Israelis, supporters of Israel and Jews in general are constantly asked: “You can criticize Israel without being antisemitic, can’t you?”
There are various ways of answering this slightly irritating query. For my part, I believe that, in our current moment, all criticism of Israel must be either subjectively or objectively antisemitic. When mobs are rampaging through major cities calling for the annihilation of the Jewish people and the president of Harvard cannot bring herself to condemn it, there is no possible way that “criticism” of Israel, however well intended, is not going to feed the beast.
I realize, however, that this is not a popular opinion. Most people, and indeed most Jews, feel that criticism of Israel is not by definition antisemitic. If we accept this for the sake of argument, then the next step is to find a way to define whether a specific criticism is antisemitic or not.

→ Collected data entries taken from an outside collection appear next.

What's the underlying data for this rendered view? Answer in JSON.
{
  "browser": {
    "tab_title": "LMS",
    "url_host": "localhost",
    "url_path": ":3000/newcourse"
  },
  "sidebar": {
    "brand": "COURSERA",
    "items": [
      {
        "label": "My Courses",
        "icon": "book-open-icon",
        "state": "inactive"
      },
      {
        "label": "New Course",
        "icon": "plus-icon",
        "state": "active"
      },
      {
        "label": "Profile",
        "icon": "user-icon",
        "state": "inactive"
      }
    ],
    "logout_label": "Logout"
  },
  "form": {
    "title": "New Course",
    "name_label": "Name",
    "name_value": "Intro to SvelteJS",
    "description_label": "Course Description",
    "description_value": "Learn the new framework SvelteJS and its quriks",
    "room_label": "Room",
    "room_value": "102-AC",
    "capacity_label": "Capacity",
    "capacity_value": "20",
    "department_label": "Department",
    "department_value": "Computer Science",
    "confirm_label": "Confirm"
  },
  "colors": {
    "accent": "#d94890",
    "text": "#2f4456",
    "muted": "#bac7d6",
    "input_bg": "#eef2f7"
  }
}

There have been several attempts to do this, of which the International Holocaust Remembrance Alliance’s definition of antisemitism is the most famous and widely adopted. It defines antisemitic “criticism” of Israel as
Denying the Jewish people their right to self-determination, e.g., by claiming that the existence of a State of Israel is a racist endeavor. Applying double standards by requiring of it a behavior not expected or demanded of any other democratic nation. Using the symbols and images associated with classic antisemitism (e.g., claims of Jews killing Jesus or blood libel) to characterize Israel or Israelis. Drawing comparisons of contemporary Israeli policy to that of the Nazis. Holding Jews collectively responsible for actions of the state of Israel.
Another definition was provided by former Prisoner of Zion and Israeli politician Natan Sharansky. It is similar but has the virtue of brevity. It uses “Three D’s” to distinguish legitimate criticism of Israel from antisemitism: “Delegitimization, demonization and double standards.”

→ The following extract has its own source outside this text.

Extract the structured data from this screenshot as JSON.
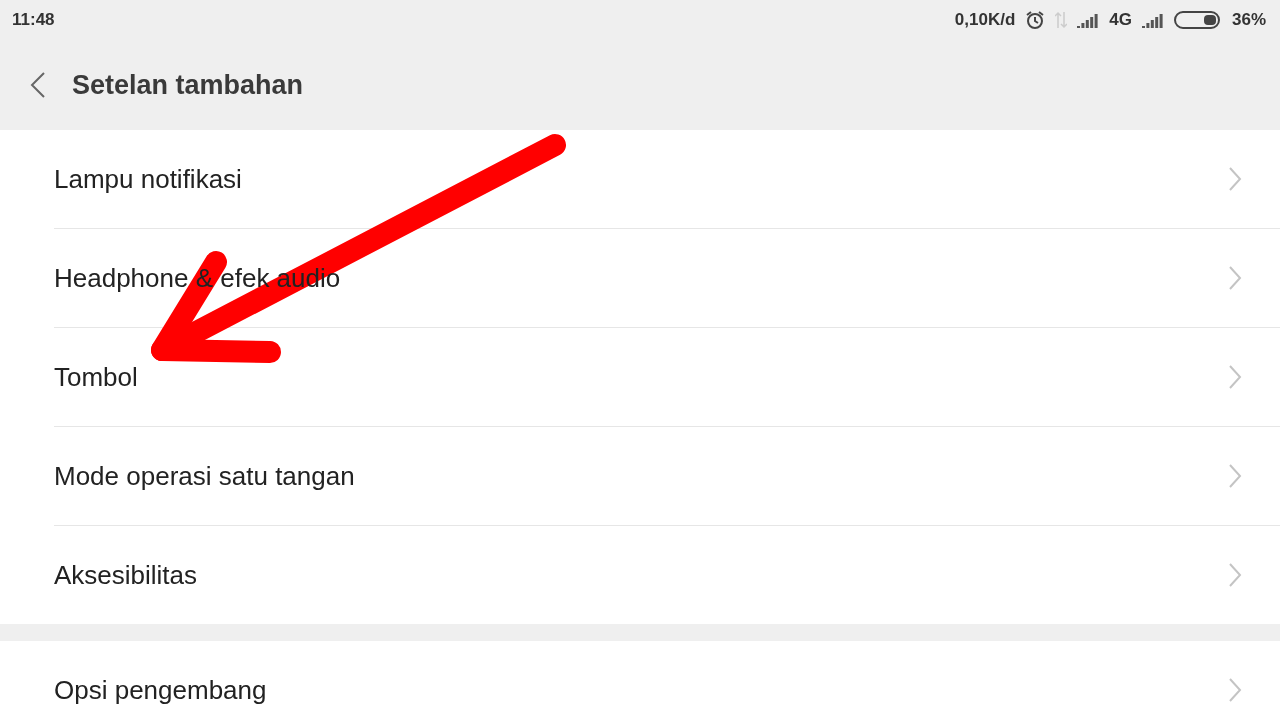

These definitions are both useful and largely accurate. In some ways, however, they miss the larger point. The real litmus test for criticism of Israel is not necessarily the nature of the specific criticism, but rather the nature of the critics. That is to say, one must examine the critic and ask: What is the measure of their hate?
This goes to the heart of the matter in a way that more detailed methods cannot, because hate is what antisemitism is. If it does not hate, then by definition, it cannot be antisemitism.
The issue of hate is also essential because attempts to rationally define antisemitism will always fail to one degree or another. In the final analysis, antisemitism is not rational. It is an extreme emotional state, akin to a neurosis or even a psychosis. Whatever seemingly rational arguments—or “criticisms”—it makes are purely coincidental, mere epiphenomena atop what is ultimately a derangement.
Antisemitism is, in fact, something like an attack on rationality itself. No one driven by anything other than delirious emotion could believe that 0.2% of the population of the world somehow rules it. Nor could they believe that the call to slaughter an entire people may or may not be problematic, depending on the “context.” They certainly could not believe that the most well-documented series of atrocities in human history never happened. Nor could they dismiss, justify or celebrate horrific acts of barbaric terrorism. This is not even to mention insanities like the blood libel.
So, what is the measure of their hate? It is, of course, impossible to see into a person’s soul. We can only know what they say and what they do.
Very well. We know that “critics” of Israel openly call for the slaughter of at least 15 million people on the basis of their race, ethnicity, religion and nationality. We know that they are willing to take to the streets in the tens of thousands to proclaim as much and are proud to do so. We know that they emotionally and physically attack and abuse Jews at every opportunity. We know that, in at least one case, this has led to a wanton act of murder and that it may well lead to another. We know that they routinely deny the Holocaust, celebrate the Oct. 7 massacre and do everything in their power to truncate Israel and the Jews’ ability to defend themselves against such atrocities. We know that they have made Jewish life virtually unlivable in many parts of the world. We know that they engage in the most vitriolic rhetoric and incitement in order to bully others into agreeing with them or at least submitting to them by silence. We know that they have built an industry, a regime, dedicated to furthering these activities. We know that they have corrupted entire institutions and industries in order to do so. We know, above all, that their fanaticism is of such an intensity that they will not stop unless they are stopped.
This is the evidence. It is incontrovertible. In the face of it, the only defense offered is a rhetorical question that not only fails to contend with this evidence but strategically ignores it. In other words, the question of whether one can criticize Israel without being antisemitic is not a question. It is an attempt to do an end-run around reality. After all, everyone knows what hate looks like, including the haters themselves. Those who claim they do not are lying.
So, we must say to the questioner: If you cannot see this hate, it is because you do not want to. And if you do not want to, you never will. That being the case, please stand aside and refrain from bothering us with questions to which you already know the answer.